Der Beschwerdeführer bringt vor, dass er ab dem jedenfalls die Wahrheit betreffend seine Identität, seine Herkunft und seine persönlichen und familiären Verhältnisse gesagt habe. Die belangte Behörde verweist zwar auf die bei der Asylantragstellung getätigten unterschiedlichen Angaben des Beschwerdeführers, wirft ihm aber nicht vor, dass er später unterschiedliche Angaben über seine Identität gemacht habe.

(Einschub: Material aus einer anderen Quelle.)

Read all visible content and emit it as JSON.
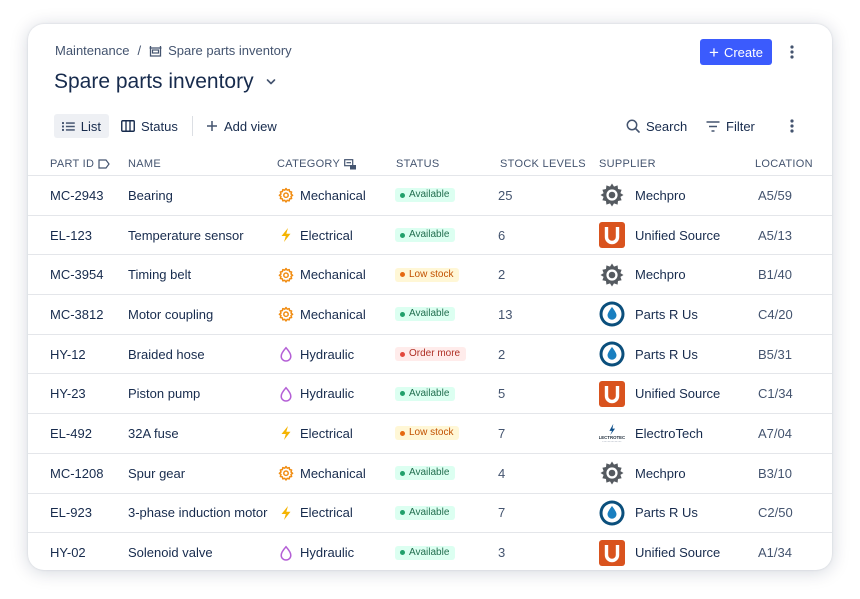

In diesem Zusammenhang ist hingegen den Behörden vorzuwerfen, dass aus dem Verwaltungsakt in keiner Weise ein Bestreben dahin erkennbar ist, die korrekte Schreibweise des Namens des Beschwerdeführers etwa durch gezieltes Befragen, allenfalls mit Hilfe eines Dolmetschers, festzustellen. So wurde etwa von der Bundespolizeidirektion Salzburg am der Familienname des Beschwerdeführers im Kopf der Niederschrift mit "Jakubj(...)" angeführt, obwohl die Unterschrift eindeutig mit "Jakob(...)" zu identifizieren ist. Sie unterließ auch Ermittlungen dazu, warum das Generalkonsulat der Russischen Föderation in S im Antwortschreiben vom den Namen des Beschwerdeführers mit "Jakov(...)" genannt hat. In der Niederschrift vom der Bundespolizeidirektion Salzburg wird der Name des Beschwerdeführers mit "Jakubj(...)" angeführt, im späteren Bescheid vom jedoch mit "Jakob(...)".

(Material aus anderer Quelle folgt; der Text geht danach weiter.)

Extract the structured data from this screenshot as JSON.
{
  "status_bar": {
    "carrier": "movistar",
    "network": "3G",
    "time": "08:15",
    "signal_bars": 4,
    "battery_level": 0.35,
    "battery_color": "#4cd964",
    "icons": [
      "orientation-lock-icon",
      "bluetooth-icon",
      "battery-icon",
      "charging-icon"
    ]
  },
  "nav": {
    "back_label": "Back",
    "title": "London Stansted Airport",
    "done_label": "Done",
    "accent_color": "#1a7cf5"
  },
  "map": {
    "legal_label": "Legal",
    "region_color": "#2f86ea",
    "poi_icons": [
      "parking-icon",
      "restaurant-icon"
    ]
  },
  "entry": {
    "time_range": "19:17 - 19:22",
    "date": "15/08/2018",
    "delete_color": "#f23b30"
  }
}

Dazu kommt, dass die Behörden den Beschwerdeführer einerseits als staatenlos bezeichnen, andererseits als russischen Staatsangehörigen. Wenn die österreichischen Behörden - wie etwa in der Fremdeninformation vom - annehmen, dass der Beschwerdeführer staatenlos sei, darf die Weigerung der russischen Behörden, ein Heimreisezertifikat auszustellen, schon deswegen nicht ohne Weiteres zum Nachteil des Beschwerdeführers gewertet werden.

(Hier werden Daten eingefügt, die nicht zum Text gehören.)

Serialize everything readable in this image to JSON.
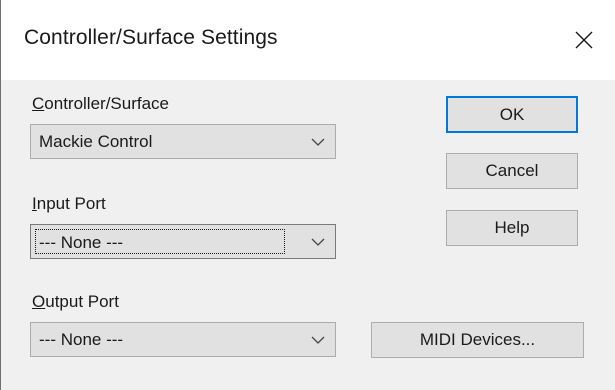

Letztlich weist der Beschwerdeführer zu Recht darauf hin, dass die nunmehrige Entscheidung im Widerspruch zu der jahrelangen Gewährung von Abschiebungsaufschüben steht, hätte doch ein solcher - wie schon zitiert - nicht erteilt werden dürfen, wenn der der Abschiebung entgegenstehende Grund vom Fremden selbst auf zumutbare Weise beseitigt werden könnte.

Wegen der aufgezeigten Verfahrensmängel war der angefochtene Bescheid gemäß § 42 Abs. 2 Z 3 lit b und c VwGG aufzuheben.

Die Kostenentscheidung beruht auf den §§ 47 ff VwGG iVm der VwGH-Aufwandersatzverordnung 2008.